At one point during my week as I was running myself ragged with my line editing, I couldn't keep from burying my face into my hands, groaning, and saying, "Is all of this really worth it? Am I trying to do too much? Can I really handle all the pressure?"
Of course, I whined and complained only a few minutes before I picked myself up, shook off the gloom, and promptly got right back to work. I was honestly just too busy to have a pity-party. But the experience did force me to take stock in what I'm doing and why.
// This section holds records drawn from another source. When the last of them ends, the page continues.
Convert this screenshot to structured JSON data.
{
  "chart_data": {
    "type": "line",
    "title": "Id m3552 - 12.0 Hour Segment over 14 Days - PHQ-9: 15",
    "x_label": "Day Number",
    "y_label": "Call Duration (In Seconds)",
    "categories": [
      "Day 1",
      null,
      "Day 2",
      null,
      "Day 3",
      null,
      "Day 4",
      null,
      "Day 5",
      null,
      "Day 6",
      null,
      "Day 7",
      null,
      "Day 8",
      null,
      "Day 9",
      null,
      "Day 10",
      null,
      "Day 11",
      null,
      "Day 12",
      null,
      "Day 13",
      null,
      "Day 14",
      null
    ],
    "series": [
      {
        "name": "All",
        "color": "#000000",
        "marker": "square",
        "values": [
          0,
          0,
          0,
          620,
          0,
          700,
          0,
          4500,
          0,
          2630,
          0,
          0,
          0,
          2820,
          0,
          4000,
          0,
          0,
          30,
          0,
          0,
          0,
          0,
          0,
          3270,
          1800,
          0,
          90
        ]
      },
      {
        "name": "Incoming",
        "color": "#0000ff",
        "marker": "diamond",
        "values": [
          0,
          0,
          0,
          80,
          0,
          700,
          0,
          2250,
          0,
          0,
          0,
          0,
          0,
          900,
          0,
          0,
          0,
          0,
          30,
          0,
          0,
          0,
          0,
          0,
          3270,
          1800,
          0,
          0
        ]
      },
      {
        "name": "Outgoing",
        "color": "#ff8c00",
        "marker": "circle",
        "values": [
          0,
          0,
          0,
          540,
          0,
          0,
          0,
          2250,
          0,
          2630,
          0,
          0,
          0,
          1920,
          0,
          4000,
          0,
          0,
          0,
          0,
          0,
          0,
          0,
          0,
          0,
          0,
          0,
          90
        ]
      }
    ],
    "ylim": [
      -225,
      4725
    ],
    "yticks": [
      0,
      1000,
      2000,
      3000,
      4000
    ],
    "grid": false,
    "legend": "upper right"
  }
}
Sometimes when we feel like giving up, it helps to remind ourselves of the following 4 things:
1. Remind ourselves of the truth.
There will be plenty of times when our emotions will try to rise up and take control. We may feel like giving up for any number of reasons. Because we're discouraged that the process is taking so long or is much harder than we thought it would be. Because we're overwhelmed with juggling writing and life (like I was!). Because we get too much negative feedback and never enough positive. Because we aren't making the kind of money that we'd hoped for.
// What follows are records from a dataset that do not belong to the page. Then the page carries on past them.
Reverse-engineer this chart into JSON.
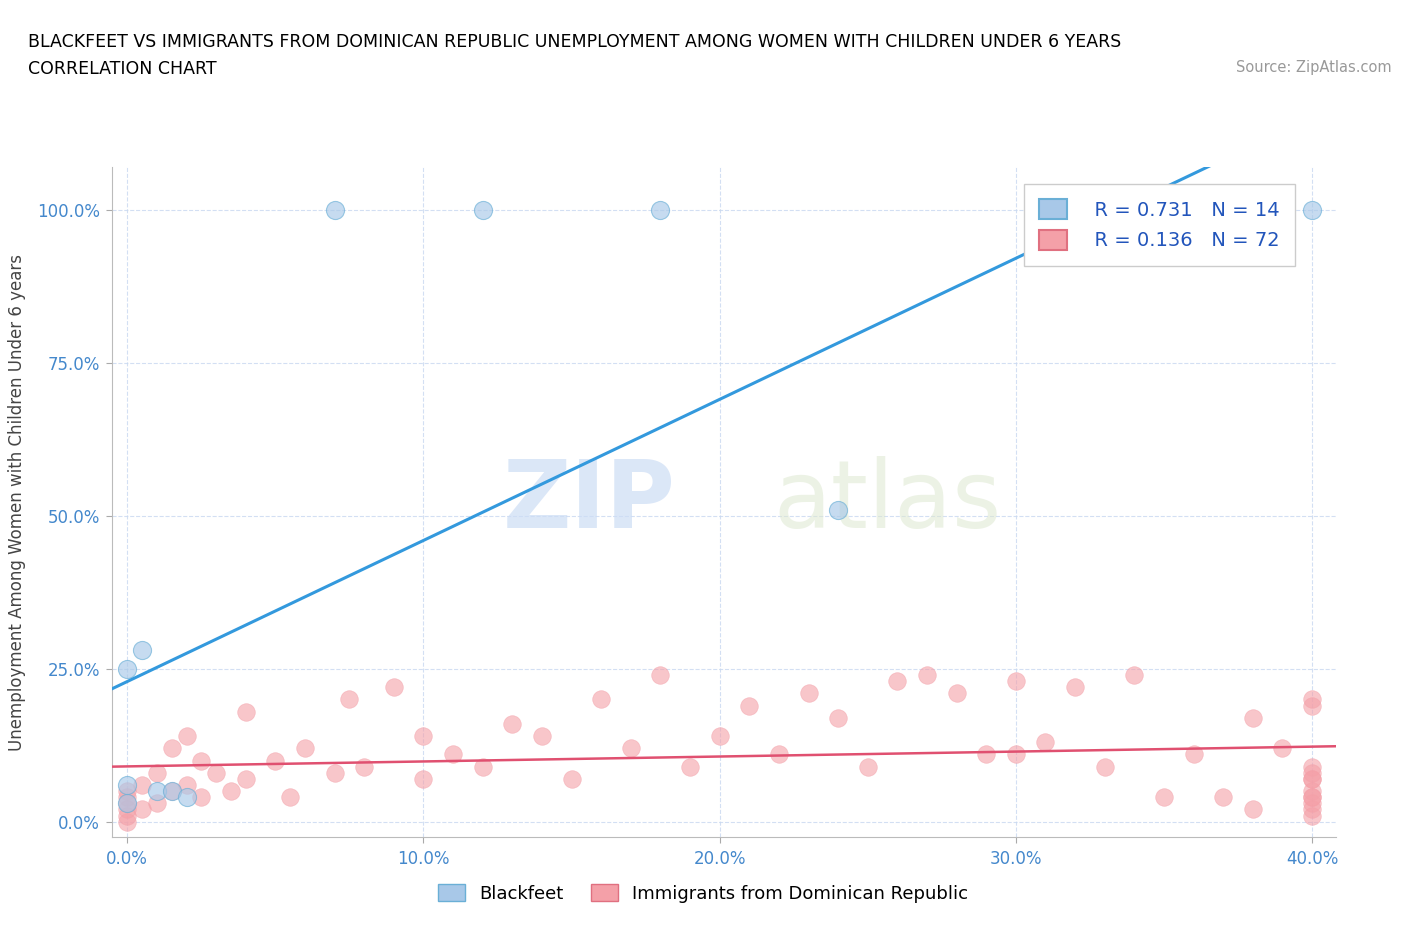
{
  "title_line1": "BLACKFEET VS IMMIGRANTS FROM DOMINICAN REPUBLIC UNEMPLOYMENT AMONG WOMEN WITH CHILDREN UNDER 6 YEARS",
  "title_line2": "CORRELATION CHART",
  "source": "Source: ZipAtlas.com",
  "ylabel": "Unemployment Among Women with Children Under 6 years",
  "xmin": -0.005,
  "xmax": 0.408,
  "ymin": -0.025,
  "ymax": 1.07,
  "xticks": [
    0.0,
    0.1,
    0.2,
    0.3,
    0.4
  ],
  "xtick_labels": [
    "0.0%",
    "10.0%",
    "20.0%",
    "30.0%",
    "40.0%"
  ],
  "yticks": [
    0.0,
    0.25,
    0.5,
    0.75,
    1.0
  ],
  "ytick_labels": [
    "0.0%",
    "25.0%",
    "50.0%",
    "75.0%",
    "100.0%"
  ],
  "blue_color": "#a8c8e8",
  "blue_edge": "#6aafd6",
  "pink_color": "#f4a0a8",
  "pink_edge": "#e07080",
  "trend_blue": "#3399dd",
  "trend_pink": "#e05070",
  "R_blue": 0.731,
  "N_blue": 14,
  "R_pink": 0.136,
  "N_pink": 72,
  "watermark_zip": "ZIP",
  "watermark_atlas": "atlas",
  "blue_scatter_x": [
    0.0,
    0.0,
    0.0,
    0.005,
    0.01,
    0.015,
    0.02,
    0.07,
    0.12,
    0.18,
    0.24,
    0.32,
    0.38,
    0.4
  ],
  "blue_scatter_y": [
    0.03,
    0.06,
    0.25,
    0.28,
    0.05,
    0.05,
    0.04,
    1.0,
    1.0,
    1.0,
    0.51,
    1.0,
    1.0,
    1.0
  ],
  "pink_scatter_x": [
    0.0,
    0.0,
    0.0,
    0.0,
    0.0,
    0.0,
    0.005,
    0.005,
    0.01,
    0.01,
    0.015,
    0.015,
    0.02,
    0.02,
    0.025,
    0.025,
    0.03,
    0.035,
    0.04,
    0.04,
    0.05,
    0.055,
    0.06,
    0.07,
    0.075,
    0.08,
    0.09,
    0.1,
    0.1,
    0.11,
    0.12,
    0.13,
    0.14,
    0.15,
    0.16,
    0.17,
    0.18,
    0.19,
    0.2,
    0.21,
    0.22,
    0.23,
    0.24,
    0.25,
    0.26,
    0.27,
    0.28,
    0.29,
    0.3,
    0.3,
    0.31,
    0.32,
    0.33,
    0.34,
    0.35,
    0.36,
    0.37,
    0.38,
    0.38,
    0.39,
    0.4,
    0.4,
    0.4,
    0.4,
    0.4,
    0.4,
    0.4,
    0.4,
    0.4,
    0.4,
    0.4,
    0.4
  ],
  "pink_scatter_y": [
    0.0,
    0.01,
    0.02,
    0.03,
    0.04,
    0.05,
    0.02,
    0.06,
    0.03,
    0.08,
    0.05,
    0.12,
    0.06,
    0.14,
    0.04,
    0.1,
    0.08,
    0.05,
    0.07,
    0.18,
    0.1,
    0.04,
    0.12,
    0.08,
    0.2,
    0.09,
    0.22,
    0.14,
    0.07,
    0.11,
    0.09,
    0.16,
    0.14,
    0.07,
    0.2,
    0.12,
    0.24,
    0.09,
    0.14,
    0.19,
    0.11,
    0.21,
    0.17,
    0.09,
    0.23,
    0.24,
    0.21,
    0.11,
    0.11,
    0.23,
    0.13,
    0.22,
    0.09,
    0.24,
    0.04,
    0.11,
    0.04,
    0.17,
    0.02,
    0.12,
    0.04,
    0.05,
    0.07,
    0.02,
    0.07,
    0.01,
    0.19,
    0.09,
    0.03,
    0.08,
    0.04,
    0.2
  ],
  "legend_labels": [
    "Blackfeet",
    "Immigrants from Dominican Republic"
  ],
  "legend_blue_text": "R = 0.731   N = 14",
  "legend_pink_text": "R = 0.136   N = 72"
}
Whatever our situation, it's all too easy to allow our feelings of discouragement to take over. We wallow in the despair and let it weigh us down until we're immobile, sometimes to the point of not being able to write.
When we hit those low points, we have to remind ourselves of the truth of why we write, the truth that we're story-tellers, that we're in love with the written word, that writing, like breathing, is part of us that we can't do without lest we shrivel and die.
2. Resist making decisions when discouraged.
I always tell my kids we should try not to make big decisions or resolve a huge problem right before we go to bed. Why? Well, because usually by that point in our day we're too tired and emotional to see things objectively. It's best to get a good night's sleep, give ourselves some perspective, and then come at the decision again when we're fresh.
And the same is true with our writing decisions. When we're faced with burnout, discouragement, or even overwhelmed by all of the juggling, we shouldn't make a decision to throw in the towel at our low point. Instead we should wait until we've had the chance to take a short break, take a deep breath, and gain some fresh insights.
3. Re-evaluate our goals.
There are times when we may need to do more than just get a good night's sleep. There are times when the pressure, weariness, and responsibilities may require us to re-evaluate our goals and perhaps make some changes to what we're doing.
Maybe that won't mean that we give up writing altogether. But perhaps we'll have to seriously consider whether we're in a season of life where we're ready for the demands of being a published author. Perhaps for a time, we'll have to consider the possibility that we need to take the pressure of publication off ourselves and simply write for the joy of it. In fact, there may even be times when we need an extended break from writing.
After the birth of my twin daughters, I took a seven year hiatus from writing. I didn't write a single word in all that time. Now in hindsight, I have no regrets about giving myself that time off. I can see that it rejuvenated and matured me, so that when I finally picked up the pen again, I was much more dauntless and prepared for the job.
One of the things that keeps me going through the especially discouraging times, is that I continue to nurture my story-telling nature. I feed it in countless ways, but mostly by reading. Somehow in the process of reading the stories of others, I keep my own love of story-telling alive and thriving.
I listen to a lot of audio books, try new authors, read a wide spectrum of genres, and through it all, allow myself to revel in stories. As a historical writer, I take special pleasure in reading biographies and other historical books which spark my imagination. When I read something fascinating or come across a character that grabs me, I can't keep from wondering what "really happened."
The rejuvenation helps me then to go back to my own writing with fresh energy and enthusiasm.
What about YOU? Do you ever feel like giving up? How do you keep yourself going?